The reason for the problems is that I listened to too many of the so-called experts. All of their analyses messed with my head.

When I fill out brackets, I like my selections to flow from game to game. I don’t like to second-guess myself, because I believe in the philosophy they tell you when preparing for the ACT: “Go with your first instinct, don’t flip-flop.”

I guess I can’t blame my bracketaphobia on others too much. I was the one who decided to listen to sports talk radio on Selection Sunday.

I was driving across the plains of Western Nebraska after attending a wedding in Ohio during the weekend. I was tired of my CDs, so I decided to listen to the radio.

I heard everybody’s opinion on who was the favorite and who was going to get upset.

Of course, nobody guessed the same.

Then, on Tuesday and Wed-nesday, I watched too much SportsCenter. ESPN had at least four guys filling out their own brackets every show.

When it came to making my own predictions, everybody else’s ideas were making things fuzzy.

I would go to write a team in and I’d hear Digger Phelps, Dick Vitale and Andy Katz over and over in my head.

The voices almost made me tear up my bracket several times, but I managed to fill out three of them.

All three brackets have themes. There’s my “heart” bracket, in which I picked the teams I wanted to win. Yes, Kansas won that bracket.

Then there was the “upset city” bracket. I picked at least one No. 11 vs. No. 3 upset, two No. 12 vs.
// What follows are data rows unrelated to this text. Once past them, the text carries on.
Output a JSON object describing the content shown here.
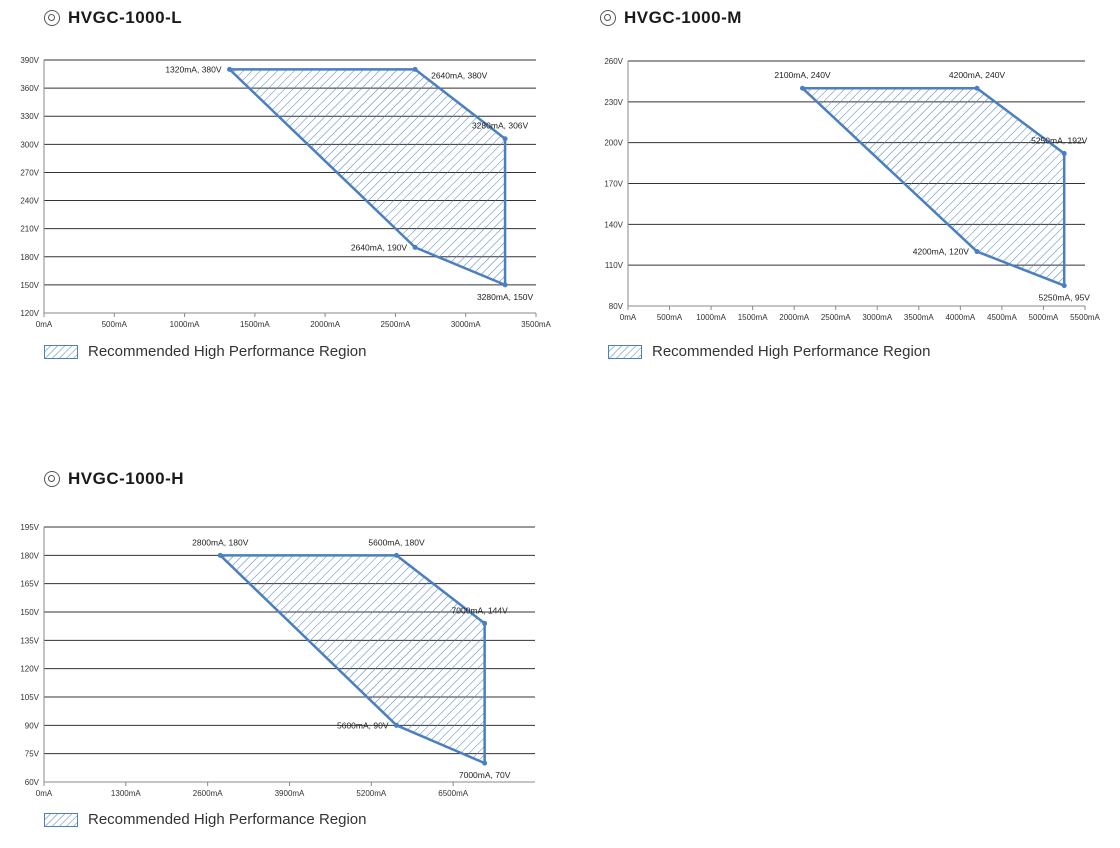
{
  "legend_label": "Recommended High Performance Region",
  "colors": {
    "accent": "#4a7fc1",
    "grid": "#333333",
    "axis": "#888888"
  },
  "chart_data": [
    {
      "id": "L",
      "type": "area",
      "title": "HVGC-1000-L",
      "xlim": [
        0,
        3500
      ],
      "ylim": [
        120,
        390
      ],
      "x_ticks": [
        0,
        500,
        1000,
        1500,
        2000,
        2500,
        3000,
        3500
      ],
      "x_tick_labels": [
        "0mA",
        "500mA",
        "1000mA",
        "1500mA",
        "2000mA",
        "2500mA",
        "3000mA",
        "3500mA"
      ],
      "y_ticks": [
        120,
        150,
        180,
        210,
        240,
        270,
        300,
        330,
        360,
        390
      ],
      "y_tick_labels": [
        "120V",
        "150V",
        "180V",
        "210V",
        "240V",
        "270V",
        "300V",
        "330V",
        "360V",
        "390V"
      ],
      "points": [
        {
          "x": 1320,
          "y": 380,
          "label": "1320mA, 380V",
          "anchor": "left"
        },
        {
          "x": 2640,
          "y": 380,
          "label": "2640mA, 380V",
          "anchor": "right-up"
        },
        {
          "x": 3280,
          "y": 306,
          "label": "3280mA, 306V",
          "anchor": "above"
        },
        {
          "x": 3280,
          "y": 150,
          "label": "3280mA, 150V",
          "anchor": "below"
        },
        {
          "x": 2640,
          "y": 190,
          "label": "2640mA, 190V",
          "anchor": "left"
        }
      ]
    },
    {
      "id": "M",
      "type": "area",
      "title": "HVGC-1000-M",
      "xlim": [
        0,
        5500
      ],
      "ylim": [
        80,
        260
      ],
      "x_ticks": [
        0,
        500,
        1000,
        1500,
        2000,
        2500,
        3000,
        3500,
        4000,
        4500,
        5000,
        5500
      ],
      "x_tick_labels": [
        "0mA",
        "500mA",
        "1000mA",
        "1500mA",
        "2000mA",
        "2500mA",
        "3000mA",
        "3500mA",
        "4000mA",
        "4500mA",
        "5000mA",
        "5500mA"
      ],
      "y_ticks": [
        80,
        110,
        140,
        170,
        200,
        230,
        260
      ],
      "y_tick_labels": [
        "80V",
        "110V",
        "140V",
        "170V",
        "200V",
        "230V",
        "260V"
      ],
      "points": [
        {
          "x": 2100,
          "y": 240,
          "label": "2100mA, 240V",
          "anchor": "above"
        },
        {
          "x": 4200,
          "y": 240,
          "label": "4200mA, 240V",
          "anchor": "above"
        },
        {
          "x": 5250,
          "y": 192,
          "label": "5250mA, 192V",
          "anchor": "above"
        },
        {
          "x": 5250,
          "y": 95,
          "label": "5250mA, 95V",
          "anchor": "below"
        },
        {
          "x": 4200,
          "y": 120,
          "label": "4200mA, 120V",
          "anchor": "left"
        }
      ]
    },
    {
      "id": "H",
      "type": "area",
      "title": "HVGC-1000-H",
      "xlim": [
        0,
        7800
      ],
      "ylim": [
        60,
        195
      ],
      "x_ticks": [
        0,
        1300,
        2600,
        3900,
        5200,
        6500
      ],
      "x_tick_labels": [
        "0mA",
        "1300mA",
        "2600mA",
        "3900mA",
        "5200mA",
        "6500mA"
      ],
      "y_ticks": [
        60,
        75,
        90,
        105,
        120,
        135,
        150,
        165,
        180,
        195
      ],
      "y_tick_labels": [
        "60V",
        "75V",
        "90V",
        "105V",
        "120V",
        "135V",
        "150V",
        "165V",
        "180V",
        "195V"
      ],
      "points": [
        {
          "x": 2800,
          "y": 180,
          "label": "2800mA, 180V",
          "anchor": "above"
        },
        {
          "x": 5600,
          "y": 180,
          "label": "5600mA, 180V",
          "anchor": "above"
        },
        {
          "x": 7000,
          "y": 144,
          "label": "7000mA, 144V",
          "anchor": "above"
        },
        {
          "x": 7000,
          "y": 70,
          "label": "7000mA, 70V",
          "anchor": "below"
        },
        {
          "x": 5600,
          "y": 90,
          "label": "5600mA, 90V",
          "anchor": "left"
        }
      ]
    }
  ]
}
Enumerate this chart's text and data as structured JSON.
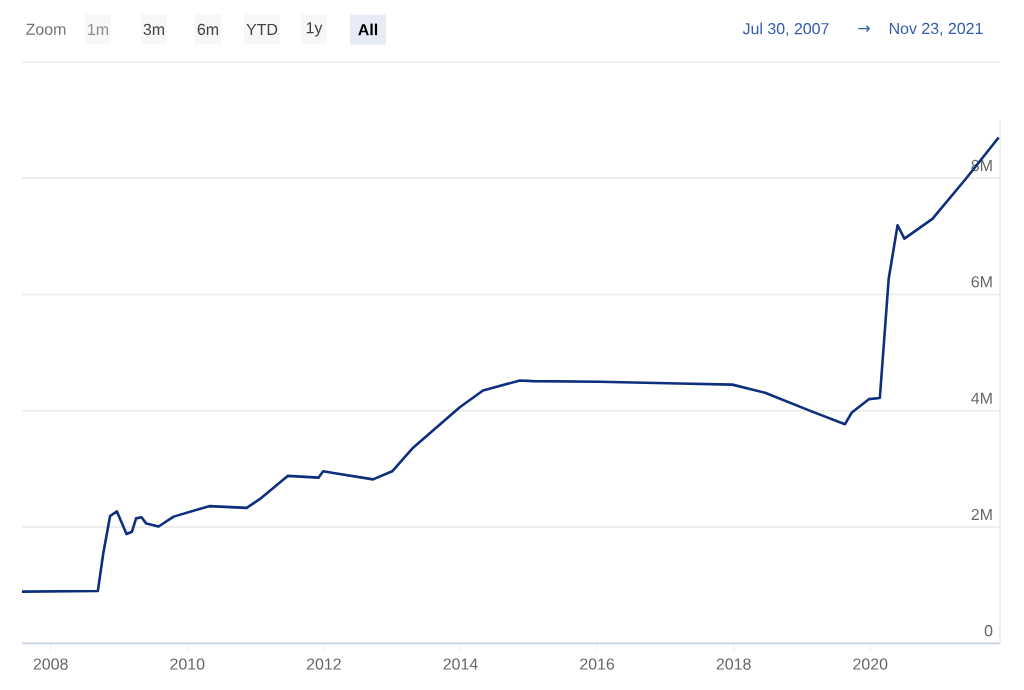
{
  "chart_data": {
    "type": "line",
    "x": [
      2007.58,
      2008.69,
      2008.77,
      2008.87,
      2008.97,
      2009.11,
      2009.19,
      2009.25,
      2009.33,
      2009.4,
      2009.58,
      2009.8,
      2010.32,
      2010.87,
      2011.06,
      2011.47,
      2011.92,
      2011.99,
      2012.14,
      2012.72,
      2013.0,
      2013.31,
      2013.99,
      2014.33,
      2014.87,
      2015.06,
      2016.03,
      2017.2,
      2017.98,
      2018.46,
      2019.14,
      2019.63,
      2019.73,
      2019.98,
      2020.14,
      2020.27,
      2020.4,
      2020.5,
      2020.91,
      2021.4,
      2021.88
    ],
    "series": [
      {
        "color": "#0d2f7e",
        "values": [
          0.89,
          0.9,
          1.55,
          2.19,
          2.27,
          1.88,
          1.92,
          2.15,
          2.17,
          2.06,
          2.01,
          2.18,
          2.36,
          2.33,
          2.48,
          2.88,
          2.85,
          2.96,
          2.93,
          2.82,
          2.96,
          3.37,
          4.06,
          4.35,
          4.52,
          4.51,
          4.5,
          4.47,
          4.45,
          4.31,
          3.99,
          3.77,
          3.97,
          4.2,
          4.22,
          6.27,
          7.19,
          6.96,
          7.3,
          7.99,
          8.7
        ]
      }
    ],
    "xlim": [
      2007.58,
      2021.9
    ],
    "ylim": [
      0,
      9.0
    ],
    "xticks": [
      2008,
      2010,
      2012,
      2014,
      2016,
      2018,
      2020
    ],
    "yticks": [
      0,
      {
        "value": 2,
        "label": "2M"
      },
      {
        "value": 4,
        "label": "4M"
      },
      {
        "value": 6,
        "label": "6M"
      },
      {
        "value": 8,
        "label": "8M"
      }
    ],
    "grid": "y",
    "marker": "none",
    "line_style": "solid",
    "annotations": [
      "Zoom",
      "1m",
      "3m",
      "6m",
      "YTD",
      "1y",
      "All",
      "Jul 30, 2007",
      "→",
      "Nov 23, 2021"
    ]
  }
}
No. 5s, and a couple of No. 10 vs. No. 7 overthrows.

My final bracket was the “best guess” bracket. This one was the bracket that was for the group I had to pay the most money to join.

Despite the haunting voices I haven’t done too poorly so far, though there were two women in our office pool — who admittedly know next to nothing about basketball — with better brackets than me through the first eight games.

But things worked out by Friday. Those two have fallen off a bit, and I was 20 for 24 in my picks through the afternoon.

In my Yahoo bracket (best guess bracket), I was 19 for 24 and tied for second place.

In the ESPN Tournament Challenge Bracket (upset city bracket), I was 21 for 24, which put me in 358,379th place Friday afternoon. I don’t think I’m going to win that one.

I know, I know, the first round doesn’t hold much weight in the long run. The Sweet 16 and beyond is when accuracy counts.

That’s why sometime next week is the time to ask me “How’s your bracket?”

If I don’t respond, it’s because the voices in my head are telling me to remain quiet.